Fernanda Young O Rio De Janeiro Continua Louco

Estive dois dias no Rio e, chegando de volta a São Paulo, isso me fez pensar.

O fato é que não consigo ir ao Rio sem retornar contundida, resfriada, ressacada. Mas, a sensação é sempre de que valeu a pena, porque lá você se diverte, e se diverte muito, mesmo que não seja essa a sua intenção.
O divertimento persegue você pelas ruas cariocas, e não há como se esconder dele. Porque não existe cidade no mundo com tanta alegria de viver, por metro quadrado.

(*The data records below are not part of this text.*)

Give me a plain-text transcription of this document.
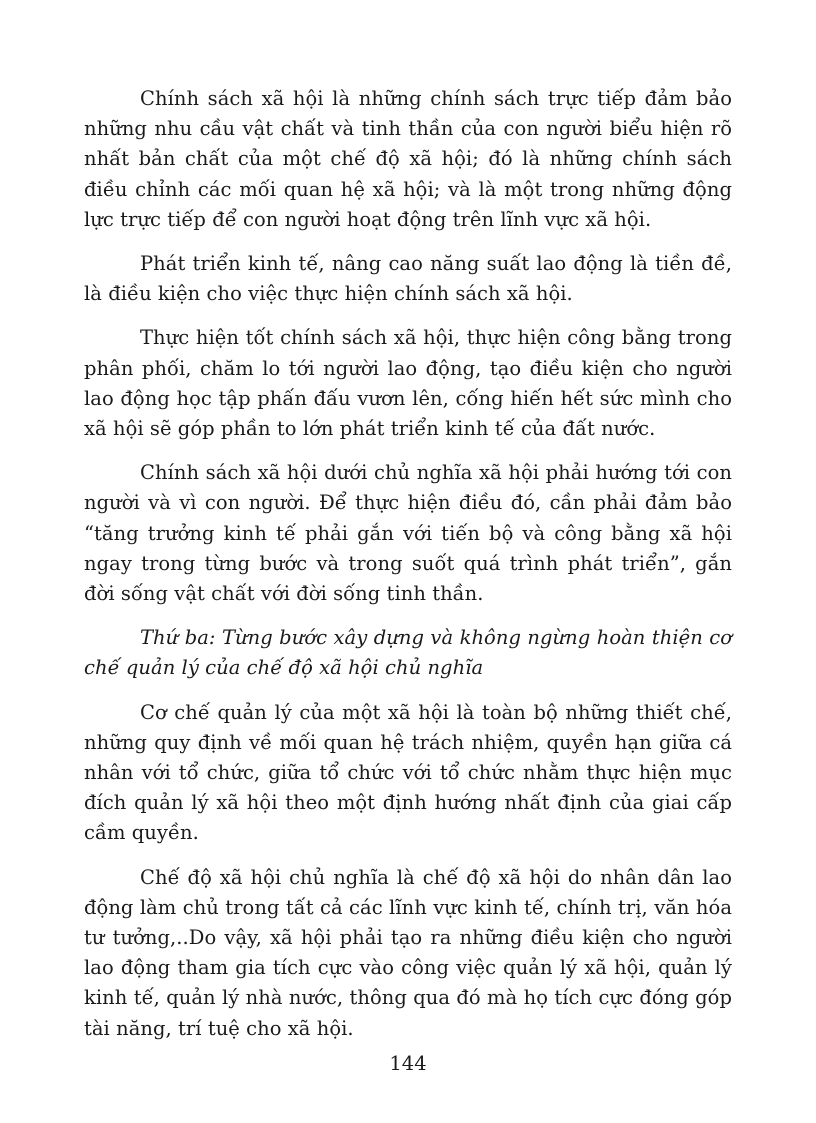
Chính sách xã hội là những chính sách trực tiếp đảm bảo những nhu cầu vật chất và tinh thần của con người biểu hiện rõ nhất bản chất của một chế độ xã hội; đó là những chính sách điều chỉnh các mối quan hệ xã hội; và là một trong những động lực trực tiếp để con người hoạt động trên lĩnh vực xã hội.

Phát triển kinh tế, nâng cao năng suất lao động là tiền đề, là điều kiện cho việc thực hiện chính sách xã hội.

Thực hiện tốt chính sách xã hội, thực hiện công bằng trong phân phối, chăm lo tới người lao động, tạo điều kiện cho người lao động học tập phấn đấu vươn lên, cống hiến hết sức mình cho xã hội sẽ góp phần to lớn phát triển kinh tế của đất nước.

Chính sách xã hội dưới chủ nghĩa xã hội phải hướng tới con người và vì con người. Để thực hiện điều đó, cần phải đảm bảo “tăng trưởng kinh tế phải gắn với tiến bộ và công bằng xã hội ngay trong từng bước và trong suốt quá trình phát triển”, gắn đời sống vật chất với đời sống tinh thần.

Thứ ba: Từng bước xây dựng và không ngừng hoàn thiện cơ chế quản lý của chế độ xã hội chủ nghĩa

Cơ chế quản lý của một xã hội là toàn bộ những thiết chế, những quy định về mối quan hệ trách nhiệm, quyền hạn giữa cá nhân với tổ chức, giữa tổ chức với tổ chức nhằm thực hiện mục đích quản lý xã hội theo một định hướng nhất định của giai cấp cầm quyền.

Chế độ xã hội chủ nghĩa là chế độ xã hội do nhân dân lao động làm chủ trong tất cả các lĩnh vực kinh tế, chính trị, văn hóa tư tưởng,..Do vậy, xã hội phải tạo ra những điều kiện cho người lao động tham gia tích cực vào công việc quản lý xã hội, quản lý kinh tế, quản lý nhà nước, thông qua đó mà họ tích cực đóng góp tài năng, trí tuệ cho xã hội.

144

No Rio, você sai para comprar um cigarro e na esquina, subitamente o cigarro se transforma num chope, subitamente a esquina se transforma numa pizzaria no Leblon, e, quando você se dá conta, está contando confidências para uma pessoa que você nunca tinha visto antes, com a bolsa cheia de números de telefone.
Só mesmo os cariocas dizem que São Paulo tem muito mais opções de divertimento.

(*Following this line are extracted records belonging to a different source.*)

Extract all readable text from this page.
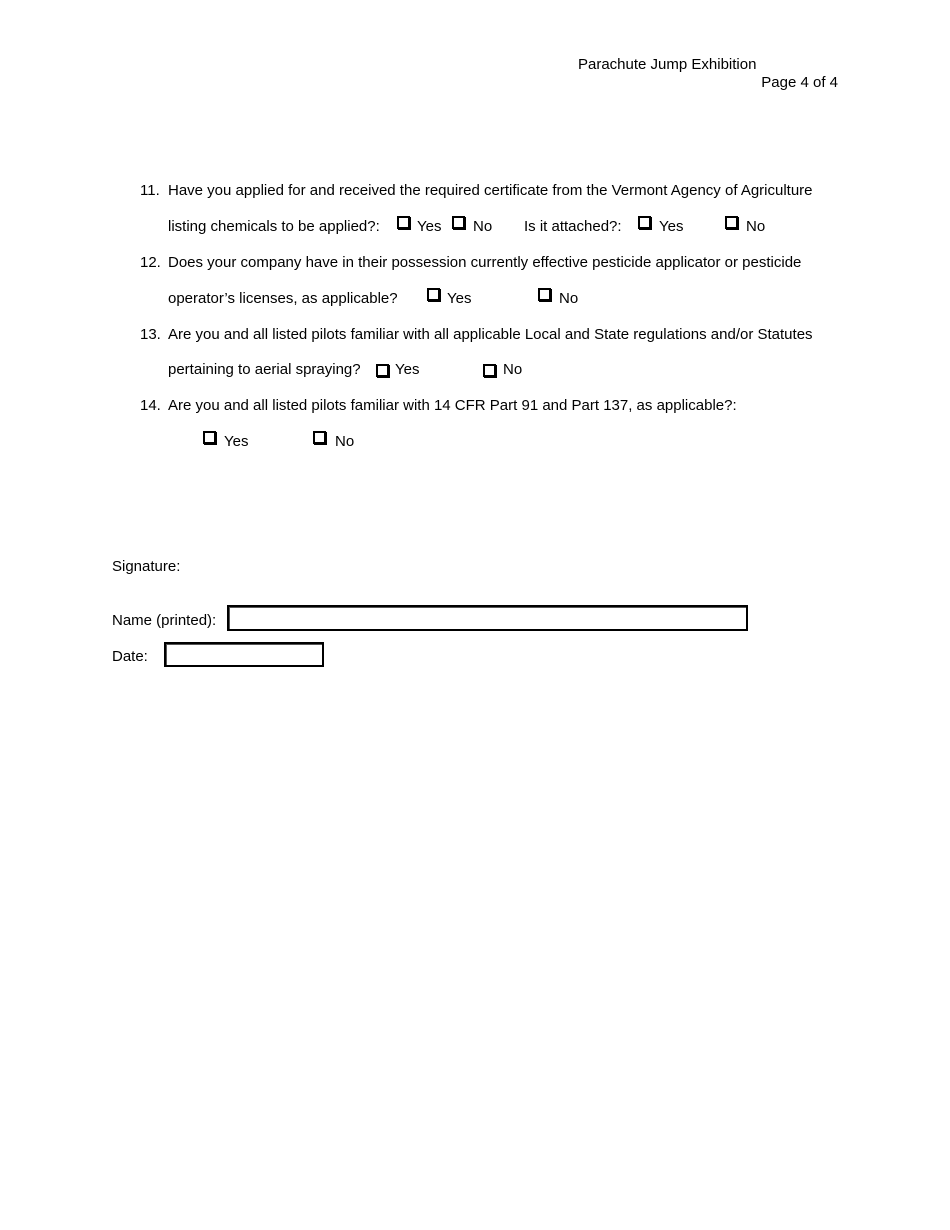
Parachute Jump Exhibition
Page 4 of 4
11. Have you applied for and received the required certificate from the Vermont Agency of Agriculture
listing chemicals to be applied?: Yes No Is it attached?: Yes	No
12. Does your company have in their possession currently effective pesticide applicator or pesticide
operator’s licenses, as applicable?	Yes	No
13. Are you and all listed pilots familiar with all applicable Local and State regulations and/or Statutes
pertaining to aerial spraying? Yes	No
14. Are you and all listed pilots familiar with 14 CFR Part 91 and Part 137, as applicable?:
Yes	No
Signature:
Name (printed):
Date:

Ok, aqui o número de lugares para se ir impressiona, a quantidade de gente que freqüenta a noite também, mas a questão é que, no Rio, não é necessário ser de noite nem se estar em algum "lugar" para se divertir. O perigo pode estar em qualque calçada, banca de jornal ou farmácia. Basta você encontrar um conhecido, que outro já aparece, e daqui a pouco alguém vem com a idéia de se tomar alguma coisa logo ali; e a próxima vez que você olha no relógio, já são quatro da manhã e você está num galpão dançando funk.
Comigo, pelo menos, é sempre assim: vou a trabalho e o trabalho já é uma curtição, pois a reunião de negócios tem vista para o mar. Depois, sempre tem alguma festinha já que, no Rio, basta alguém levar uma bebida e ligar o rádio para se ter uma festinha. E, como há o hábito de cada um levar a sua garrafa, todo mundo acaba se esbaldando junto.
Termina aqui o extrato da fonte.